Academician G. Mukhadze, who was familiar with Kojori having visited this resort for decades, pointed out the fact that Kojori is blessed with favourable conditions for the treatment of children's diseases, especially gastro-enteric diseases. As revealed by the research of N. Kipshidze, after treatment in Kojori the haemoglobin in the blood of children rises by 10–25% and a high temperature is quickly normalised. It was due to these features that there were a number of sanatoria and medical institutions in Kojori in the past. Currently, they do not function.

== The history of Kojori ==

Kojori was known as Agarani in the past and the summer residence of the Georgian kings erected in the vicinity was referred to as the Agarani fortress (currently, Kojori fortress). It is believed that the fortress was built in the 11th century. Situated on the only highway leading from Somkhit-Sabaratiano to Tbilisi, it had an immense strategic significance for feudal Georgia. Therefore, it was always well-attended by the Georgian state figures.

Despite its strategic significance, Kojori was known as a summer residence. According to a distinguished historian and geographer of the 18th century, Vakhushti Batonishvili, King Rostom made Kojori the residence of the royal family in the 17th century. The Chronicles mention the visit of the greatest Georgian Queen, Tamar (12th–13th cc) to Kojori. She is believed to have lived in the Kojori fortress, together with her people, for more than six months in an attempt to restore her impaired health.

Starting from the 1850s, Kojori became the summer residence of the Transcaucasian Viceroy and a resting place of a number of famous people, including great Georgian writers and public figures.
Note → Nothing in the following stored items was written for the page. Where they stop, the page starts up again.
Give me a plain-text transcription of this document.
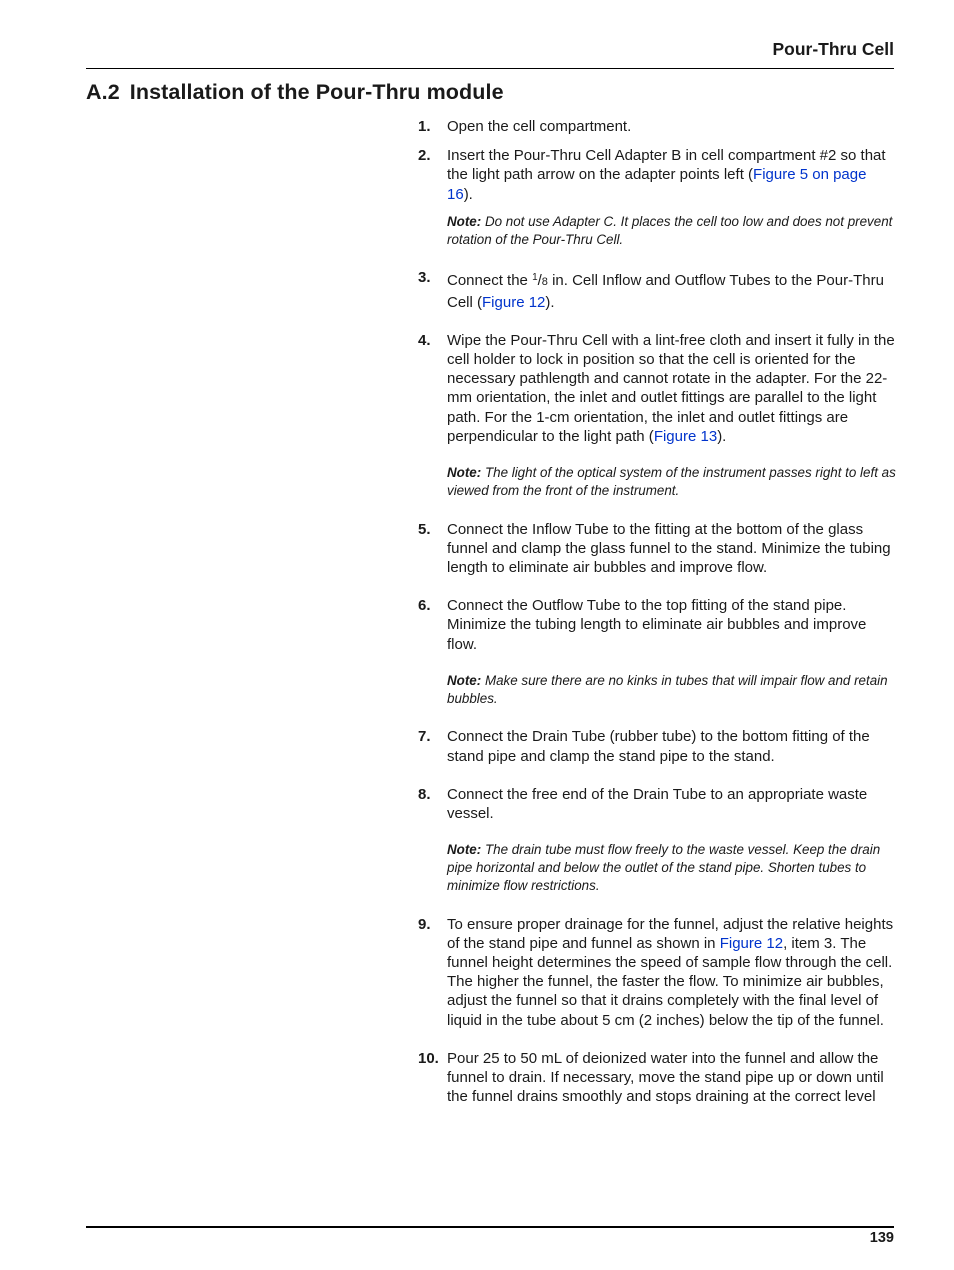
Pour-Thru Cell
A.2 Installation of the Pour-Thru module
1. Open the cell compartment.
2. Insert the Pour-Thru Cell Adapter B in cell compartment #2 so that the light path arrow on the adapter points left (Figure 5 on page 16).
Note: Do not use Adapter C. It places the cell too low and does not prevent rotation of the Pour-Thru Cell.
3. Connect the $^1$/8 in. Cell Inflow and Outflow Tubes to the Pour-Thru Cell (Figure 12).
4. Wipe the Pour-Thru Cell with a lint-free cloth and insert it fully in the cell holder to lock in position so that the cell is oriented for the necessary pathlength and cannot rotate in the adapter. For the 22-mm orientation, the inlet and outlet fittings are parallel to the light path. For the 1-cm orientation, the inlet and outlet fittings are perpendicular to the light path (Figure 13).
Note: The light of the optical system of the instrument passes right to left as viewed from the front of the instrument.
5. Connect the Inflow Tube to the fitting at the bottom of the glass funnel and clamp the glass funnel to the stand. Minimize the tubing length to eliminate air bubbles and improve flow.
6. Connect the Outflow Tube to the top fitting of the stand pipe. Minimize the tubing length to eliminate air bubbles and improve flow.
Note: Make sure there are no kinks in tubes that will impair flow and retain bubbles.
7. Connect the Drain Tube (rubber tube) to the bottom fitting of the stand pipe and clamp the stand pipe to the stand.
8. Connect the free end of the Drain Tube to an appropriate waste vessel.
Note: The drain tube must flow freely to the waste vessel. Keep the drain pipe horizontal and below the outlet of the stand pipe. Shorten tubes to minimize flow restrictions.
9. To ensure proper drainage for the funnel, adjust the relative heights of the stand pipe and funnel as shown in Figure 12, item 3. The funnel height determines the speed of sample flow through the cell. The higher the funnel, the faster the flow. To minimize air bubbles, adjust the funnel so that it drains completely with the final level of liquid in the tube about 5 cm (2 inches) below the tip of the funnel.
10. Pour 25 to 50 mL of deionized water into the funnel and allow the funnel to drain. If necessary, move the stand pipe up or down until the funnel drains smoothly and stops draining at the correct level
139
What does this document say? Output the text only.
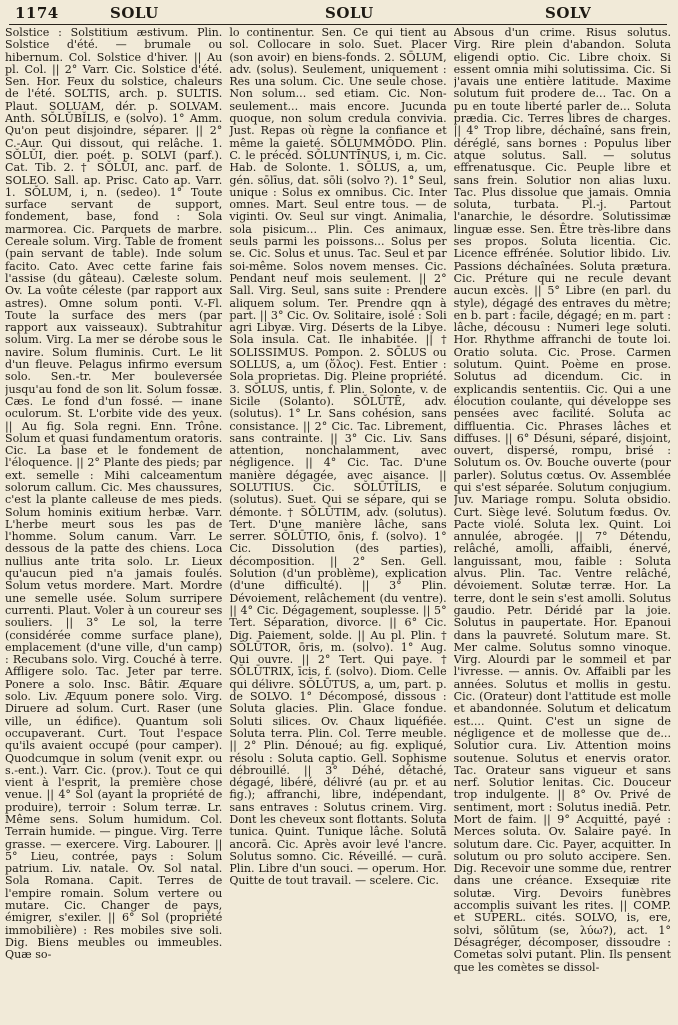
1174	SOLU	SOLU	SOLV

Solstice : Solstitium æstivum. Plin. Solstice d'été. — brumale ou hibernum. Col. Solstice d'hiver. || Au pl. Col. || 2° Varr. Cic. Solstice d'été. Sen. Hor. Feux du solstice, chaleurs de l'été. SOLTIS, arch. p. SULTIS. Plaut. SOLUAM, dér. p. SOLVAM. Anth. SŎLŬBĬLIS, e (solvo). 1° Amm. Qu'on peut disjoindre, séparer. || 2° C.-Aur. Qui dissout, qui relâche. 1. SŎLŬI, dier. poét. p. SOLVI (parf.). Cat. Tib. 2. † SŎLŬI, anc. parf. de SOLEO. Sall. ap. Prisc. Cato ap. Varr. 1. SŎLUM, i, n. (sedeo). 1° Toute surface servant de support, fondement, base, fond : Sola marmorea. Cic. Parquets de marbre. Cereale solum. Virg. Table de froment (pain servant de table). Inde solum facito. Cato. Avec cette farine fais l'assise (du gâteau). Cæleste solum. Ov. La voûte céleste (par rapport aux astres). Omne solum ponti. V.-Fl. Toute la surface des mers (par rapport aux vaisseaux). Subtrahitur solum. Virg. La mer se dérobe sous le navire. Solum fluminis. Curt. Le lit d'un fleuve. Pelagus infirmo eversum solo. Sen.-tr. Mer bouleversée jusqu'au fond de son lit. Solum fossæ. Cæs. Le fond d'un fossé. — inane oculorum. St. L'orbite vide des yeux. || Au fig. Sola regni. Enn. Trône. Solum et quasi fundamentum oratoris. Cic. La base et le fondement de l'éloquence. || 2° Plante des pieds; par ext. semelle : Mihi calceamentum solorum callum. Cic. Mes chaussures, c'est la plante calleuse de mes pieds. Solum hominis exitium herbæ. Varr. L'herbe meurt sous les pas de l'homme. Solum canum. Varr. Le dessous de la patte des chiens. Loca nullius ante trita solo. Lr. Lieux qu'aucun pied n'a jamais foulés. Solum vetus mordere. Mart. Mordre une semelle usée. Solum surripere currenti. Plaut. Voler à un coureur ses souliers. || 3° Le sol, la terre (considérée comme surface plane), emplacement (d'une ville, d'un camp) : Recubans solo. Virg. Couché à terre. Affligere solo. Tac. Jeter par terre. Ponere a solo. Insc. Bâtir. Æquare solo. Liv. Æquum ponere solo. Virg. Diruere ad solum. Curt. Raser (une ville, un édifice). Quantum soli occupaverant. Curt. Tout l'espace qu'ils avaient occupé (pour camper). Quodcumque in solum (venit expr. ou s.-ent.). Varr. Cic. (prov.). Tout ce qui vient à l'esprit, la première chose venue. || 4° Sol (ayant la propriété de produire), terroir : Solum terræ. Lr. Même sens. Solum humidum. Col. Terrain humide. — pingue. Virg. Terre grasse. — exercere. Virg. Labourer. || 5° Lieu, contrée, pays : Solum patrium. Liv. natale. Ov. Sol natal. Sola Romana. Capit. Terres de l'empire romain. Solum vertere ou mutare. Cic. Changer de pays, émigrer, s'exiler. || 6° Sol (propriété immobilière) : Res mobiles sive soli. Dig. Biens meubles ou immeubles. Quæ so-

lo continentur. Sen. Ce qui tient au sol. Collocare in solo. Suet. Placer (son avoir) en biens-fonds. 2. SŌLUM, adv. (solus). Seulement, uniquement : Res una solum. Cic. Une seule chose. Non solum... sed etiam. Cic. Non-seulement... mais encore. Jucunda quoque, non solum credula convivia. Just. Repas où règne la confiance et même la gaieté. SŎLUMMŎDO. Plin. C. le précéd. SŎLUNTĪNUS, i, m. Cic. Hab. de Solonte. 1. SŌLUS, a, um, gén. sōlīus, dat. sōli (solvo ?). 1° Seul, unique : Solus ex omnibus. Cic. Inter omnes. Mart. Seul entre tous. — de viginti. Ov. Seul sur vingt. Animalia, sola pisicum... Plin. Ces animaux, seuls parmi les poissons... Solus per se. Cic. Solus et unus. Tac. Seul et par soi-même. Solos novem menses. Cic. Pendant neuf mois seulement. || 2° Sall. Virg. Seul, sans suite : Prendere aliquem solum. Ter. Prendre qqn à part. || 3° Cic. Ov. Solitaire, isolé : Soli agri Libyæ. Virg. Déserts de la Libye. Sola insula. Cat. Ile inhabitée. || † SOLISSIMUS. Pompon. 2. SŌLUS ou SOLLUS, a, um (ὅλος). Fest. Entier : Sola proprietas. Dig. Pleine propriété. 3. SŎLUS, untis, f. Plin. Solonte, v. de Sicile (Solanto). SŎLŪTĒ, adv. (solutus). 1° Lr. Sans cohésion, sans consistance. || 2° Cic. Tac. Librement, sans contrainte. || 3° Cic. Liv. Sans attention, nonchalamment, avec négligence. || 4° Cic. Tac. D'une manière dégagée, avec aisance. || SOLUTIUS. Cic. SŎLŪTĬLIS, e (solutus). Suet. Qui se sépare, qui se démonte. † SŎLŪTIM, adv. (solutus). Tert. D'une manière lâche, sans serrer. SŎLŪTIO, ōnis, f. (solvo). 1° Cic. Dissolution (des parties), décomposition. || 2° Sen. Gell. Solution (d'un problème), explication (d'une difficulté). || 3° Plin. Dévoiement, relâchement (du ventre). || 4° Cic. Dégagement, souplesse. || 5° Tert. Séparation, divorce. || 6° Cic. Dig. Paiement, solde. || Au pl. Plin. † SŎLŪTOR, ōris, m. (solvo). 1° Aug. Qui ouvre. || 2° Tert. Qui paye. † SŎLŪTRIX, īcis, f. (solvo). Diom. Celle qui délivre. SŎLŪTUS, a, um, part. p. de SOLVO. 1° Décomposé, dissous : Soluta glacies. Plin. Glace fondue. Soluti silices. Ov. Chaux liquéfiée. Soluta terra. Plin. Col. Terre meuble. || 2° Plin. Dénoué; au fig. expliqué, résolu : Soluta captio. Gell. Sophisme débrouillé. || 3° Déhé, détaché, dégagé, libéré, délivré (au pr. et au fig.); affranchi, libre, indépendant, sans entraves : Solutus crinem. Virg. Dont les cheveux sont flottants. Soluta tunica. Quint. Tunique lâche. Solutā ancorā. Cic. Après avoir levé l'ancre. Solutus somno. Cic. Réveillé. — curā. Plin. Libre d'un souci. — operum. Hor. Quitte de tout travail. — scelere. Cic.

Absous d'un crime. Risus solutus. Virg. Rire plein d'abandon. Soluta eligendi optio. Cic. Libre choix. Si essent omnia mihi solutissima. Cic. Si j'avais une entière latitude. Maxime solutum fuit prodere de... Tac. On a pu en toute liberté parler de... Soluta prædia. Cic. Terres libres de charges. || 4° Trop libre, déchaîné, sans frein, déréglé, sans bornes : Populus liber atque solutus. Sall. — solutus effrenatusque. Cic. Peuple libre et sans frein. Solutior non alias luxu. Tac. Plus dissolue que jamais. Omnia soluta, turbata. Pl.-j. Partout l'anarchie, le désordre. Solutissimæ linguæ esse. Sen. Être très-libre dans ses propos. Soluta licentia. Cic. Licence effrénée. Solutior libido. Liv. Passions déchaînées. Soluta prætura. Cic. Préture qui ne recule devant aucun excès. || 5° Libre (en parl. du style), dégagé des entraves du mètre; en b. part : facile, dégagé; en m. part : lâche, décousu : Numeri lege soluti. Hor. Rhythme affranchi de toute loi. Oratio soluta. Cic. Prose. Carmen solutum. Quint. Poème en prose. Solutus ad dicendum. Cic. in explicandis sententiis. Cic. Qui a une élocution coulante, qui développe ses pensées avec facilité. Soluta ac diffluentia. Cic. Phrases lâches et diffuses. || 6° Désuni, séparé, disjoint, ouvert, dispersé, rompu, brisé : Solutum os. Ov. Bouche ouverte (pour parler). Solutus cœtus. Ov. Assemblée qui s'est séparée. Solutum conjugium. Juv. Mariage rompu. Soluta obsidio. Curt. Siège levé. Solutum fœdus. Ov. Pacte violé. Soluta lex. Quint. Loi annulée, abrogée. || 7° Détendu, relâché, amolli, affaibli, énervé, languissant, mou, faible : Soluta alvus. Plin. Tac. Ventre relâché, dévoiement. Solutæ terræ. Hor. La terre, dont le sein s'est amolli. Solutus gaudio. Petr. Déridé par la joie. Solutus in paupertate. Hor. Epanoui dans la pauvreté. Solutum mare. St. Mer calme. Solutus somno vinoque. Virg. Alourdi par le sommeil et par l'ivresse. — annis. Ov. Affaibli par les années. Solutus et mollis in gestu. Cic. (Orateur) dont l'attitude est molle et abandonnée. Solutum et delicatum est.... Quint. C'est un signe de négligence et de mollesse que de... Solutior cura. Liv. Attention moins soutenue. Solutus et enervis orator. Tac. Orateur sans vigueur et sans nerf. Solutior lenitas. Cic. Douceur trop indulgente. || 8° Ov. Privé de sentiment, mort : Solutus inediā. Petr. Mort de faim. || 9° Acquitté, payé : Merces soluta. Ov. Salaire payé. In solutum dare. Cic. Payer, acquitter. In solutum ou pro soluto accipere. Sen. Dig. Recevoir une somme due, rentrer dans une créance. Exsequiæ rite solutæ. Virg. Devoirs funèbres accomplis suivant les rites. || COMP. et SUPERL. cités. SOLVO, is, ere, solvi, sŏlūtum (se, λύω?), act. 1° Désagréger, décomposer, dissoudre : Cometas solvi putant. Plin. Ils pensent que les comètes se dissol-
== Battles with the participation of the Cadets ==

The battles between the Georgian Cadets and the Russian XI Army were held in Kojori. Colonel A. Chkheidze, a teacher V. Barnov, Lieutenant Andronikashvili, Gabashvili, a member of the founding council, Lieutenant Toidze and others fought together with 20–21-year-old cadets. Maro Makashvili also died during the fights in Kojori, preceding the Russian occupation in February 1921. 19-year-old Maro participated in the war as a volunteer nurse and sacrificed her life for the independence of her motherland. The dead bodies of the deceased Toidze, Makashvili and some of the cadets were buried in Tbilisi at the walls of the Soboro cathedral, but many cadets were buried in Kojori and it is also known that not only the dead bodies but also wounded cadets were buried alive by the adversary. A well-known Georgian poet, Terenti Graneli wrote a poem about this story.

== Monuments of culture ==

=== The Udzo Monastery ===

As the legend widely spread amongst the Kojori's population goes, this monastery was built by a person without an heir as a token for his future children. His request was granted and since then childless ladies came here to pray to St. George to give them children. After their prayers, they left a gift on one of the trees still named natvris khe (the tree of Desires). The names of both the mountain and the monastery are derived from the word udzeo (heirless). The beauty of the place makes an unforgettable impression on the visitor.